暫く固まっていた中也だったが、早く、と手を引かれ一気に現実に引き戻される。
「手前、誘ってんのか?」
「莫迦じゃないの?」
「あーそうだな、聞いた俺が莫迦だった」
二人は中也の車に乗り込むと中也の家へと向かう。少し車を走らせればすぐに到着した。
体を仰け反らせそうな程見上げなければ、上の方の階まで見えない高層マンション。
中也はそこに住んでいた。
「中也、鍵」
「少しくらい待て」
マンションのオートロックを解除する機械の前で泰子は片手を伸ばしながら鍵を催促する。

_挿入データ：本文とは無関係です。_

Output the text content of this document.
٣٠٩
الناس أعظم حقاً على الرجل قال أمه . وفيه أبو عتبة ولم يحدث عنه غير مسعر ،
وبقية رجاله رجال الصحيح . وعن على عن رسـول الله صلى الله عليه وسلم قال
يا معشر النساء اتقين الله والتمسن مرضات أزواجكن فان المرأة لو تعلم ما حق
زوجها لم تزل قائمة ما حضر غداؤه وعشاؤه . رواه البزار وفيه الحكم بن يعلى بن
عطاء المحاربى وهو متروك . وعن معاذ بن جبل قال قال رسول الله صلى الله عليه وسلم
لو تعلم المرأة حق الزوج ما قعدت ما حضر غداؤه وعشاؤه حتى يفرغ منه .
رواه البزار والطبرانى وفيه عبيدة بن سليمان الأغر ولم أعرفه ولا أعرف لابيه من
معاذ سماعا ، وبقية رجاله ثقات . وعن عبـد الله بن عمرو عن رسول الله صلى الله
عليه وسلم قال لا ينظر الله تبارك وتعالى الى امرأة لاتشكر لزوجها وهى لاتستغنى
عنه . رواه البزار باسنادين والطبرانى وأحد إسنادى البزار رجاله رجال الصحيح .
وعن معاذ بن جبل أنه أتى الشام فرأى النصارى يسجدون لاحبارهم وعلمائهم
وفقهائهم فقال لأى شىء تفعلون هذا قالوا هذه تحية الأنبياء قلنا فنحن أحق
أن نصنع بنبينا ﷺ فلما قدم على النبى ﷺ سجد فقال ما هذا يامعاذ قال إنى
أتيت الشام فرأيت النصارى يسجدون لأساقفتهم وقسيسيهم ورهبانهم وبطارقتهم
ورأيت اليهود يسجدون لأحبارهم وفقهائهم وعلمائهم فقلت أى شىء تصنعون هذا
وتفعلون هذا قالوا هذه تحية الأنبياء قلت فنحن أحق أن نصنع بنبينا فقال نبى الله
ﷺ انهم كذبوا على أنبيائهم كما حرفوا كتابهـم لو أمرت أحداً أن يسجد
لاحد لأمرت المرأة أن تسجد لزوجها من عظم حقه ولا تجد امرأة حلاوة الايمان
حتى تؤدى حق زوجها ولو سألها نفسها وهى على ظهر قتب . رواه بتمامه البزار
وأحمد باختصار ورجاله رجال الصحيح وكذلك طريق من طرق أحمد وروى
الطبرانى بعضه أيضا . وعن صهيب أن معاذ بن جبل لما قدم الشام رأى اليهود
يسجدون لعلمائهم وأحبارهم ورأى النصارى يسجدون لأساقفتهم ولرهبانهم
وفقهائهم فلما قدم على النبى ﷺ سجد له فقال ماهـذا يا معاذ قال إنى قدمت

中也は外套からカードケースを取り出し、そのまま機械へ当てる。ピロン、という電子音と共に自動扉が開き、二人はエレベーターへと向かった。
「ねぇ、合鍵とかないの?」
「部屋に戻ればある」
「頂戴。私のもあげるから朝早い時起こしに来て」
そう言うと彼女は中也のベルト通しについていた、車の鍵がつけられたキーリングに、自分の家の合鍵を取り付けた。
チャリン、と車の鍵と家の鍵がぶつかる。
中也はまじまじとその鍵を見つめた後、「部屋に着いたらやるよ」と一言言ったのだった。
「お邪魔しまーす」
高層マンションの最上階。1番見晴らしの良い部屋。
開けたままだったカーテンの奥には、ヨコハマの夜景が広がっている。
「中也、ただいまは」
「は?なんでだよ」
「いいから」
「──ただいま」
「おかえり」
自分の家に帰って来て、誰かにおかえり、と言われたことなどなかったなと中也は考えつつ、たまには悪くないなと内心で思っていた。